Hidup dengan Skizofrenia
AKSI seorang wanita berinisial SM yang membawa anjing masuk ke Masjid A Munawaroh, Sentul, Bogor, Jawa Barat mencuri perhatian publik. Seseorang mengaku kerabat menyebutkan SM mengidap penyakit mental skizofrenia paranoid. https://www.instagram.com/p/BzVvnFohGmh/?utm_source=ig_web_copy_link Skizofrenia di Indonesia menjadi permasalahan yang semestinya segera dibenahi, baik dari segi medis maupun sosial. Dalam segi medis, pelayanan kesehatan penyakit skizofrenia masih minim. Ditambah lagi, di ranah sosial, penderita penyakit ini kerap mendapat stigma negatif hingga diskriminasi. Stigma dan diskriminasi terhadap penderita skizofrenia menyebabkan mereka menjadi sasaran kekerasan psikologis dan fisik di masyarakat. Untuk menyikapi hal ini, kita perlu memahami lebih dalam perkara skizofrenia. Mulai dari penyebab, gejala, hingga penanganannya. Skizofrenia adalah gangguan jiwa berat yang ditandai dengan perubahan tingkah laku yang aneh, mengalami halusinasi panca indera (mendengar, melihat, meraba, mengecap, mencium sesuatu yang tidak ada) dan waham (merasa menjadi sesuatu yang tidak nyata seperti diikuti, diawasi, dibicarakan). Perilaku skizofrenia disebabkan oleh perubahan kimia (neurotransmitter) di otak yang dipicu oleh berbagai macam masalah seperti stress, masalah ekonomi, keluarga, dan sebagainya. Skizofrenia diketahui pula bisa menjadi penyebab depresi, suasana hati menjadi tak tenang, dan neurotisisme (mengalami kecemasan, kemurungan, kekhawatiran yang tinggi, mudah iri, frustasi, cemburuan, dan merasa kesepian). Tingkat keparahan penderita skizofrenia bervariasi. American Psychiatric Association menulis, ketika penyakit ini kambuh, pasien tidak dapat membedakan antara pengalaman nyata dan tidak nyata.
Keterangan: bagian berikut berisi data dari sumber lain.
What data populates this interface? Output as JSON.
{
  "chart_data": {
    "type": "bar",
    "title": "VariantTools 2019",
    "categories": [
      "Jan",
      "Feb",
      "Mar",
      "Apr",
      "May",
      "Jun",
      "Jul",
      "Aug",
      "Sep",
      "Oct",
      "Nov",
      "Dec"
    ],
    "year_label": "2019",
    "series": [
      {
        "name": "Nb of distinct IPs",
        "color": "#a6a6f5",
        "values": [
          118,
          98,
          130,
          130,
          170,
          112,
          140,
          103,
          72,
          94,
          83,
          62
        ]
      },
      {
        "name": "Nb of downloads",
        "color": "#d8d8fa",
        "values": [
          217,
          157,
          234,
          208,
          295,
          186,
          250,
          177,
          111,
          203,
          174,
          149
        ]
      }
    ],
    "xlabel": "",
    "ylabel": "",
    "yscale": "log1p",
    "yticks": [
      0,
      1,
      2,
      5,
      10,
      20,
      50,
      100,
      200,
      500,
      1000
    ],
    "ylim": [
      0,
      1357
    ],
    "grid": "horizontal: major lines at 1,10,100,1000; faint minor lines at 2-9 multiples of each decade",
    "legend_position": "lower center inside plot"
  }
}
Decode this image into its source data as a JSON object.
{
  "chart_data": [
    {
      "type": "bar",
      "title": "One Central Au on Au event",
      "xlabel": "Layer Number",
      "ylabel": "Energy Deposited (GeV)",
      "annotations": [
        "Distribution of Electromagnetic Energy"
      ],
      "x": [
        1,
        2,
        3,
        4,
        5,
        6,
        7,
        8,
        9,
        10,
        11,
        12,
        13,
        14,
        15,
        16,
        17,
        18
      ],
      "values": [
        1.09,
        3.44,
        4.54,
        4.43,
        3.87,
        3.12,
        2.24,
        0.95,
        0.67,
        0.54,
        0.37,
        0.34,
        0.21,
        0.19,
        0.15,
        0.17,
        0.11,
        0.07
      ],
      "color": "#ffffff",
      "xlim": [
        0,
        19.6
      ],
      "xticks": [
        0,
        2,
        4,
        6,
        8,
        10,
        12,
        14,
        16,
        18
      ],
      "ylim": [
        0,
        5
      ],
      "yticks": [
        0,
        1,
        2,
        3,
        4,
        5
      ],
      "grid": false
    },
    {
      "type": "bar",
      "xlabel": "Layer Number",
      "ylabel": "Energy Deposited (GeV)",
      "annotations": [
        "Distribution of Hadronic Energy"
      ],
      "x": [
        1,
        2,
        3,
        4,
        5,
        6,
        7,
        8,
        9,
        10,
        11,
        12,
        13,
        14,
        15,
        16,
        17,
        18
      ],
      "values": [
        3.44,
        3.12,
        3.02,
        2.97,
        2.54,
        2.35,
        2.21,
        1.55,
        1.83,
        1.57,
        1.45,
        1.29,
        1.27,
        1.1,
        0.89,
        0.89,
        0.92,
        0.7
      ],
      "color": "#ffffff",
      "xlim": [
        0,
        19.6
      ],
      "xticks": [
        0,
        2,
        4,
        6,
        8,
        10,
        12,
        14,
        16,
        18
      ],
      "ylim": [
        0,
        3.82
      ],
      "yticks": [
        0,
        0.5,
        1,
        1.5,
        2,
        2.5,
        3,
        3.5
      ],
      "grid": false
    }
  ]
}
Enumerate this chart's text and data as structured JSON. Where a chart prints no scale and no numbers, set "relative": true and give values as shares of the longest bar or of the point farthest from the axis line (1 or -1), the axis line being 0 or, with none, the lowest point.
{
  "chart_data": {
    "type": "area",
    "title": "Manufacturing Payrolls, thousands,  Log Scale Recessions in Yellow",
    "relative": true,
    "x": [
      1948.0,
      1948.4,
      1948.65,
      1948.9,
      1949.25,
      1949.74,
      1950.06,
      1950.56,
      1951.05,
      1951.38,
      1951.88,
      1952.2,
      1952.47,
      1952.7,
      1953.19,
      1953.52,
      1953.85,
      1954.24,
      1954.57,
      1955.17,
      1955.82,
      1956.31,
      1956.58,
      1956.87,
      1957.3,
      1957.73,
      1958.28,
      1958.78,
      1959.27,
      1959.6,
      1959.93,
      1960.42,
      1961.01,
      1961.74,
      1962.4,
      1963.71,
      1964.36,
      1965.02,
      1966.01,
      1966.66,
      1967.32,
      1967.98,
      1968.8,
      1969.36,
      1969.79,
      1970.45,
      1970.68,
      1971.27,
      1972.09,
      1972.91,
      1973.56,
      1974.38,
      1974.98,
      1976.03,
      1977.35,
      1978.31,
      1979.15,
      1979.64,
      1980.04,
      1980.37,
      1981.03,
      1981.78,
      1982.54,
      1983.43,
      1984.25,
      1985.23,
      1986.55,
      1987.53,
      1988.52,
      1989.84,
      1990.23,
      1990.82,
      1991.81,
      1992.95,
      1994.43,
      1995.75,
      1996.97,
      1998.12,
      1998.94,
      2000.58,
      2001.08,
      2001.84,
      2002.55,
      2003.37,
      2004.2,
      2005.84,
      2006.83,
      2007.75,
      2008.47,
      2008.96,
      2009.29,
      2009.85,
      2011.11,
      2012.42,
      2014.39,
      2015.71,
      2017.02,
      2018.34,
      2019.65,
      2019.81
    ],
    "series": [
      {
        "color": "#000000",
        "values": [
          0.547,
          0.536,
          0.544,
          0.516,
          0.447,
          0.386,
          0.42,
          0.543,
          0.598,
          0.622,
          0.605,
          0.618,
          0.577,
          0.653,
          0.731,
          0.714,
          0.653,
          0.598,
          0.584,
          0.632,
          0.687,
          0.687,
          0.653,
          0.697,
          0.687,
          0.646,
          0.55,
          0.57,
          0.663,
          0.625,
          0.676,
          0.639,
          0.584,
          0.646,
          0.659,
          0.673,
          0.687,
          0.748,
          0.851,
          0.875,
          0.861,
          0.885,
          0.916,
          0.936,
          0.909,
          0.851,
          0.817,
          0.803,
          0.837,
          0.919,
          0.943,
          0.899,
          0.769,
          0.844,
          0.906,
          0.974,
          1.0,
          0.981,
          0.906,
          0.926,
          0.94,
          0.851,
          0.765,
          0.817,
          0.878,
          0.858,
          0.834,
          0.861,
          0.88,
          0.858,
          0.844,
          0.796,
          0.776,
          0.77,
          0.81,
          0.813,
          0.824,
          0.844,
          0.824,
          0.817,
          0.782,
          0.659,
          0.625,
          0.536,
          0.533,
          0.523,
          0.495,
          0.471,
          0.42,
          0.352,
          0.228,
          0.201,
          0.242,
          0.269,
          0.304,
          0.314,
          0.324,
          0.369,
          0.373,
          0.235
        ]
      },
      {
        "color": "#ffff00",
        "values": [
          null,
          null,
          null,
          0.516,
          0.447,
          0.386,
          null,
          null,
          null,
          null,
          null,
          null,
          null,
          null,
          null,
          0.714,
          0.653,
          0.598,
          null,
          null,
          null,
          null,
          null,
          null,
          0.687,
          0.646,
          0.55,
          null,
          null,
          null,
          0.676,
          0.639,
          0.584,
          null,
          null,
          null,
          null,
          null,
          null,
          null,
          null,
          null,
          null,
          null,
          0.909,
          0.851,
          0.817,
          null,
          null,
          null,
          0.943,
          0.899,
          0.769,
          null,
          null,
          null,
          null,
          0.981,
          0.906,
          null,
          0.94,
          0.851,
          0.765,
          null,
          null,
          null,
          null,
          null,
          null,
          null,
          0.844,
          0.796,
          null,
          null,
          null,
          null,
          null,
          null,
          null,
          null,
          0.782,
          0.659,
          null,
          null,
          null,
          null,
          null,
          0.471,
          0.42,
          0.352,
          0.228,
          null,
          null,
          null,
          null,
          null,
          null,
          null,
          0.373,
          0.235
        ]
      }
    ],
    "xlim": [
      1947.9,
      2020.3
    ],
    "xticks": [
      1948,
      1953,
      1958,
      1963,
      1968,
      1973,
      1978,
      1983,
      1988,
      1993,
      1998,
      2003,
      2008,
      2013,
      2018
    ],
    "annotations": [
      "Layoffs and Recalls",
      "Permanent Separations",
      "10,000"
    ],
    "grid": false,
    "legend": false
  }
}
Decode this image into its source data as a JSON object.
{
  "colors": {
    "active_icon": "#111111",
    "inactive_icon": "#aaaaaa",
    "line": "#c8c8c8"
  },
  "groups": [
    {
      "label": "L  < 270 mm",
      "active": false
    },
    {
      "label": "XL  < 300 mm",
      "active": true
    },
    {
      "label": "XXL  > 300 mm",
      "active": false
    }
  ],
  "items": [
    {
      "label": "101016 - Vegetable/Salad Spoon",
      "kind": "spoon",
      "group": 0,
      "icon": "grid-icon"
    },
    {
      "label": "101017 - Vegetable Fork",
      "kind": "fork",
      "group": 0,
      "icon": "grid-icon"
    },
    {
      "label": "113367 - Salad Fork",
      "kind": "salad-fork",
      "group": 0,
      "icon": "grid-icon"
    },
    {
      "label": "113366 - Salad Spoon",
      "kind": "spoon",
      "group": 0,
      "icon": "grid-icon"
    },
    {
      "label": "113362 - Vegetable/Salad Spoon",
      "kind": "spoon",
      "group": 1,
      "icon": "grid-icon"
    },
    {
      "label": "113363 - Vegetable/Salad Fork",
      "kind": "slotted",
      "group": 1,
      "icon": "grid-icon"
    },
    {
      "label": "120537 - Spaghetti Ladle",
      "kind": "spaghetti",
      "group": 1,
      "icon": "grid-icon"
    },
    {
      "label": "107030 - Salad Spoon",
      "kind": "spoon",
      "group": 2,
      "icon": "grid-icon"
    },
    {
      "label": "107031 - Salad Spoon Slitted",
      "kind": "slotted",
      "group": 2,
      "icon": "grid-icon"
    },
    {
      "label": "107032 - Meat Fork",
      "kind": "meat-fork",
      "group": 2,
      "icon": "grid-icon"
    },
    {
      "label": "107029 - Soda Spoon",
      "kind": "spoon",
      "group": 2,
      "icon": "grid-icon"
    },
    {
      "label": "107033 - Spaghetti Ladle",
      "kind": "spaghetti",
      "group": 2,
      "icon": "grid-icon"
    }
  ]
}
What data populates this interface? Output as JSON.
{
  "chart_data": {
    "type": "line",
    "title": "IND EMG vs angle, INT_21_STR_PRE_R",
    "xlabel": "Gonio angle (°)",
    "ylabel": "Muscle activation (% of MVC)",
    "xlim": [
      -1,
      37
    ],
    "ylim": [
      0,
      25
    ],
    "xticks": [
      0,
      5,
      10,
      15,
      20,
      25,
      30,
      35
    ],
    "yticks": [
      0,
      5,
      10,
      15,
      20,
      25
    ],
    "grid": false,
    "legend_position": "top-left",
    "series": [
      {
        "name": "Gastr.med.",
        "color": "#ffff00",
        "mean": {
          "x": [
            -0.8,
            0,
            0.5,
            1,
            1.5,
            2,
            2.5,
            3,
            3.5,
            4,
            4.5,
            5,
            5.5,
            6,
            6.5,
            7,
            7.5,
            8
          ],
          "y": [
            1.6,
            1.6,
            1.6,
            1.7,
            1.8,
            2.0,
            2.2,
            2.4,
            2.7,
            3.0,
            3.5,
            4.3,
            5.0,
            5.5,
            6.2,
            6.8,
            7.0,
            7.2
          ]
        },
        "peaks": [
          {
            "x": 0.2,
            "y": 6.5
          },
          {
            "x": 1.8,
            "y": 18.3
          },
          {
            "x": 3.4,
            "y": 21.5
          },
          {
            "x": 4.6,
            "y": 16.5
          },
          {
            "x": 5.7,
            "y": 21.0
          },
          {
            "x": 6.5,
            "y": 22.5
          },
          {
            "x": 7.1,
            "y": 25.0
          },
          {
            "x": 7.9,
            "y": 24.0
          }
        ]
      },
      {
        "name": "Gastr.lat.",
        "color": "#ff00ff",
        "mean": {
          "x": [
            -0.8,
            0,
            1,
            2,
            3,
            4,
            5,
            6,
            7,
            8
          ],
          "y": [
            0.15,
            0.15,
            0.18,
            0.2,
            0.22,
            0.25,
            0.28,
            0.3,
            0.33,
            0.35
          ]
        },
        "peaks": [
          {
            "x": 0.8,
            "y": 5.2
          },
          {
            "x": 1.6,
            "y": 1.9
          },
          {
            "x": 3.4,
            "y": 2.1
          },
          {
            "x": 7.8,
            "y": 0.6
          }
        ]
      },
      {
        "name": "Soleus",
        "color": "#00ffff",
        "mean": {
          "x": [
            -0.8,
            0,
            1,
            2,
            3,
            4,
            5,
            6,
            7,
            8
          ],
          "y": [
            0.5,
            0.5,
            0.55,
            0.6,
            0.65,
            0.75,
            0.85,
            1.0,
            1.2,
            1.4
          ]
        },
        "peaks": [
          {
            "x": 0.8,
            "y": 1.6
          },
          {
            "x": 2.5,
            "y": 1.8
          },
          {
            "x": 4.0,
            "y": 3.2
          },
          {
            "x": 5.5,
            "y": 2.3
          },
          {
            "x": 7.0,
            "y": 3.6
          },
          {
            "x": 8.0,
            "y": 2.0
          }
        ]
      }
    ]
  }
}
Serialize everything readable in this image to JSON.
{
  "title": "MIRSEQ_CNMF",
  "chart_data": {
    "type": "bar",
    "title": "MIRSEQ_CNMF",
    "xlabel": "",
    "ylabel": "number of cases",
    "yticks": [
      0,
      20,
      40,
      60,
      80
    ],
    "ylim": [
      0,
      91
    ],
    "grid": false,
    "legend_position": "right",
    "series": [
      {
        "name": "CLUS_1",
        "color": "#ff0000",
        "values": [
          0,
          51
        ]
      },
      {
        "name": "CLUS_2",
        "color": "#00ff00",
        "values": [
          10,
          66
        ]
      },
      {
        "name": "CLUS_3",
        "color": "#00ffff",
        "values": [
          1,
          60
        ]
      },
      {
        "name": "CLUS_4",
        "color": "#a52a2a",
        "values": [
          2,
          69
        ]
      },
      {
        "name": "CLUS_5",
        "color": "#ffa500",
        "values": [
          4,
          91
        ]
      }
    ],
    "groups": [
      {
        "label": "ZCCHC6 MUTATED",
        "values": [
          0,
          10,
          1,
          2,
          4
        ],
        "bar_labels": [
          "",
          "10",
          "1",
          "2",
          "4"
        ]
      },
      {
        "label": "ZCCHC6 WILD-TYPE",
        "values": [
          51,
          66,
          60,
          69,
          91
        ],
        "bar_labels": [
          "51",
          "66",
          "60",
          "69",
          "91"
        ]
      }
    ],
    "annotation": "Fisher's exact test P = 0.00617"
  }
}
Secara lebih rinci, gejala skizofrenia adalah sebagai berikut:
- Gejala psikotik positif: Halusinasi, seperti mendengar suara, delusi paranoid dan persepsi, keyakinan dan perilaku yang berlebihan atau terdistorsi.
- Gejala negatif: Penurunan kemampuan bicara, merencanakan, mengekspresikan emosi, atau menemukan kesenangan.
- Gejala disorganisasi: mulai kacau berpikir dan berbicara, kadang-kadang perilaku aneh atau gerakan abnormal.
- Gangguan kognisi: bermasalah dengan konsentrasi dan memori.